Proton scattering on radioactive proton sd-shell nuclei and comparison to Coulomb excitation

Abstract

Systematic measurements of the first excited states in neutron-rich nuclei in the π(sd)-shell have been performed in the last two years using the technique of intermediate energy Coulomb excitation. These experiments were designed to study the evolution of nuclear shell structure as the neutron-dripline is approached and to provide experimental data which can be easily compared to nuclear model predictions. These measurements indicated a breakdown of the N=20 shell closure for 32Mg and a weakening of the N=28 shell closure below 48Ca, as well as a region of moderate collectivity around 40,42S. However, this experimental technique is sensitive only to the electromagnetic response of the nucleus. To probe the neutron distributions we performed a series of proton scattering experiments in inverse kinematics on neutronrich sulfur and argon isotopes. Proton scattering at energies of about 30 MeV/nucleon is more sensitive to neutrons than to protons by about a factor of three.

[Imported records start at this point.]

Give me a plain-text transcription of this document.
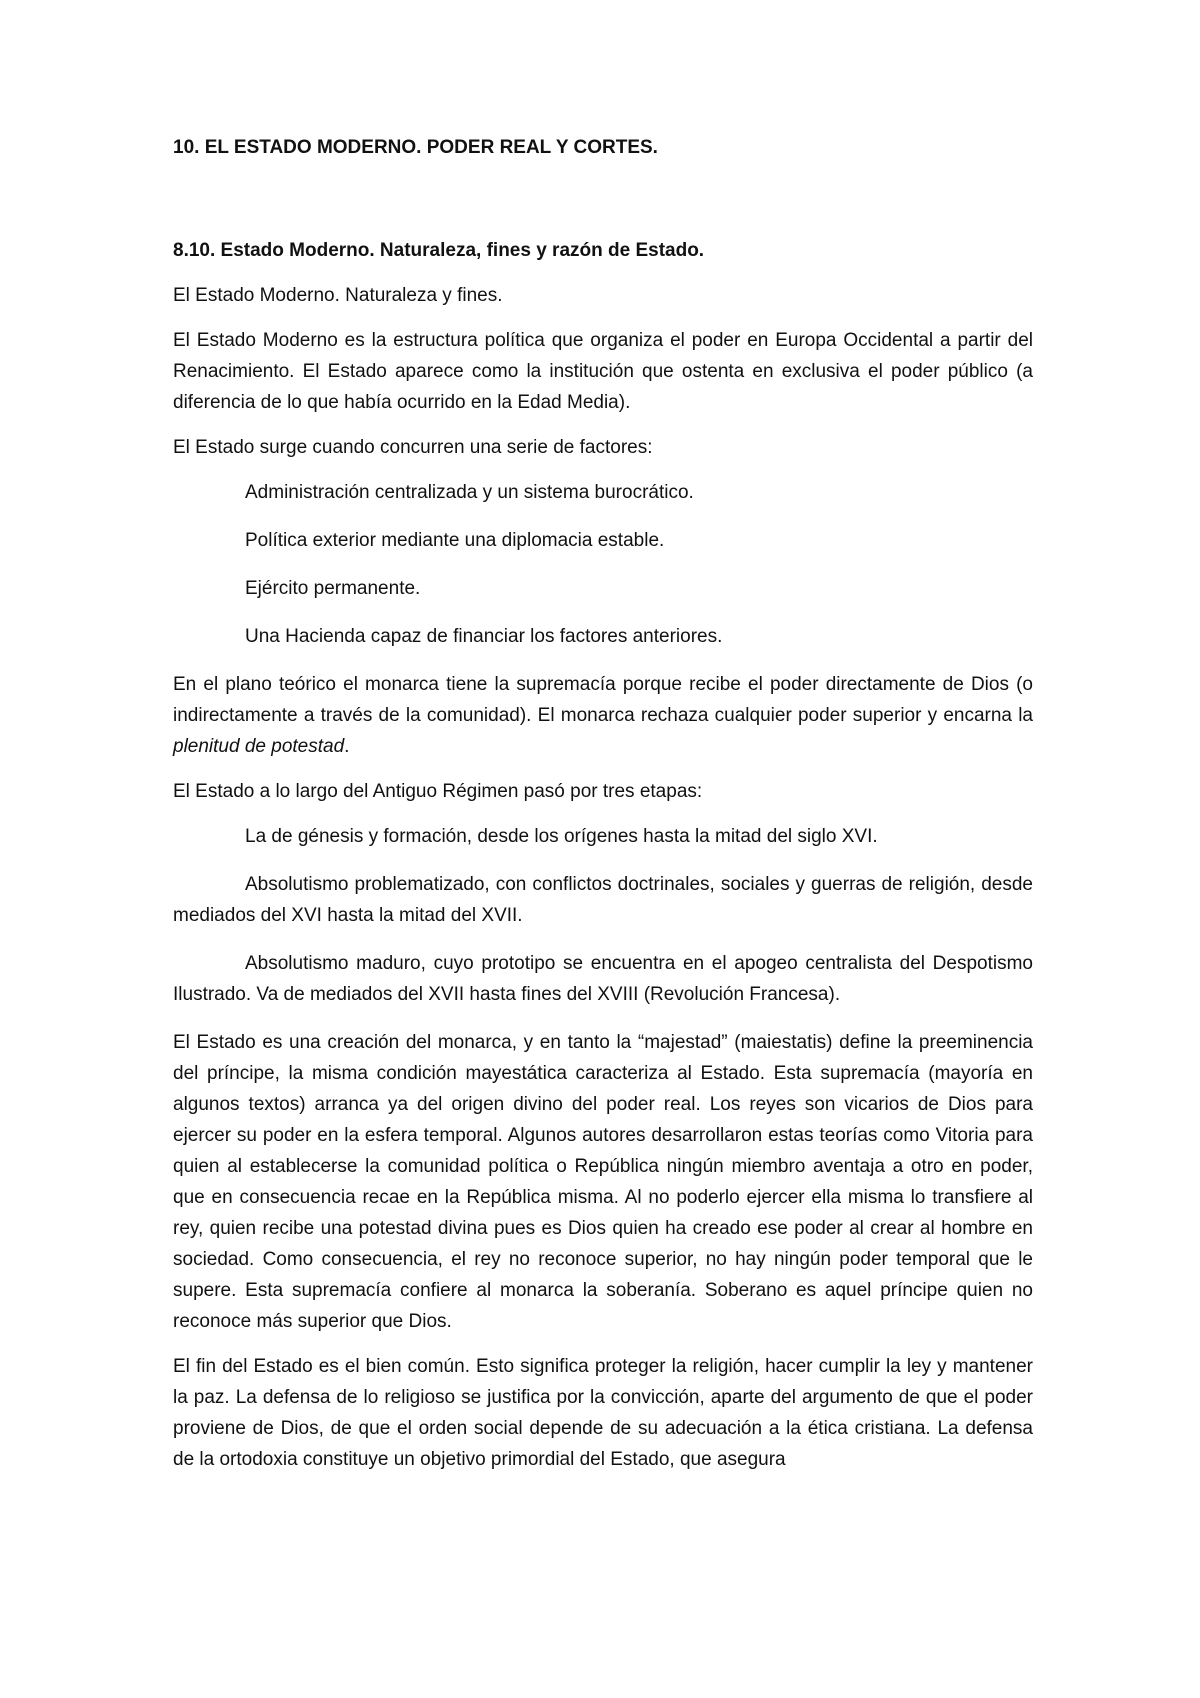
10. EL ESTADO MODERNO. PODER REAL Y CORTES.
8.10. Estado Moderno. Naturaleza, fines y razón de Estado.

El Estado Moderno. Naturaleza y fines.

El Estado Moderno es la estructura política que organiza el poder en Europa Occidental a partir del Renacimiento. El Estado aparece como la institución que ostenta en exclusiva el poder público (a diferencia de lo que había ocurrido en la Edad Media).

El Estado surge cuando concurren una serie de factores:

Administración centralizada y un sistema burocrático.
Política exterior mediante una diplomacia estable.
Ejército permanente.
Una Hacienda capaz de financiar los factores anteriores.

En el plano teórico el monarca tiene la supremacía porque recibe el poder directamente de Dios (o indirectamente a través de la comunidad). El monarca rechaza cualquier poder superior y encarna la plenitud de potestad.

El Estado a lo largo del Antiguo Régimen pasó por tres etapas:

La de génesis y formación, desde los orígenes hasta la mitad del siglo XVI.
Absolutismo problematizado, con conflictos doctrinales, sociales y guerras de religión, desde mediados del XVI hasta la mitad del XVII.
Absolutismo maduro, cuyo prototipo se encuentra en el apogeo centralista del Despotismo Ilustrado. Va de mediados del XVII hasta fines del XVIII (Revolución Francesa).

El Estado es una creación del monarca, y en tanto la “majestad” (maiestatis) define la preeminencia del príncipe, la misma condición mayestática caracteriza al Estado. Esta supremacía (mayoría en algunos textos) arranca ya del origen divino del poder real. Los reyes son vicarios de Dios para ejercer su poder en la esfera temporal. Algunos autores desarrollaron estas teorías como Vitoria para quien al establecerse la comunidad política o República ningún miembro aventaja a otro en poder, que en consecuencia recae en la República misma. Al no poderlo ejercer ella misma lo transfiere al rey, quien recibe una potestad divina pues es Dios quien ha creado ese poder al crear al hombre en sociedad. Como consecuencia, el rey no reconoce superior, no hay ningún poder temporal que le supere. Esta supremacía confiere al monarca la soberanía. Soberano es aquel príncipe quien no reconoce más superior que Dios.

El fin del Estado es el bien común. Esto significa proteger la religión, hacer cumplir la ley y mantener la paz. La defensa de lo religioso se justifica por la convicción, aparte del argumento de que el poder proviene de Dios, de que el orden social depende de su adecuación a la ética cristiana. La defensa de la ortodoxia constituye un objetivo primordial del Estado, que asegura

The combination of the proton scattering results with the Coulomb excitation measurements allows a determination of the ratio of the neutron transition matrix element Mn to the proton transition matrix element Mp. Deviations from the homogeneous collective model expectation Mn/Mp=N/Z can be indicative of isovector deformation predicted to occur for neutron-rich sulfur isotopes. Proton scattering experiments and Coulomb excitation experiments on the same isotopes have been performed at the NSCL with radioactive beams produced in the A1200 fragment separator and protons detected in an array of Si strip–Si-CsI telescopes.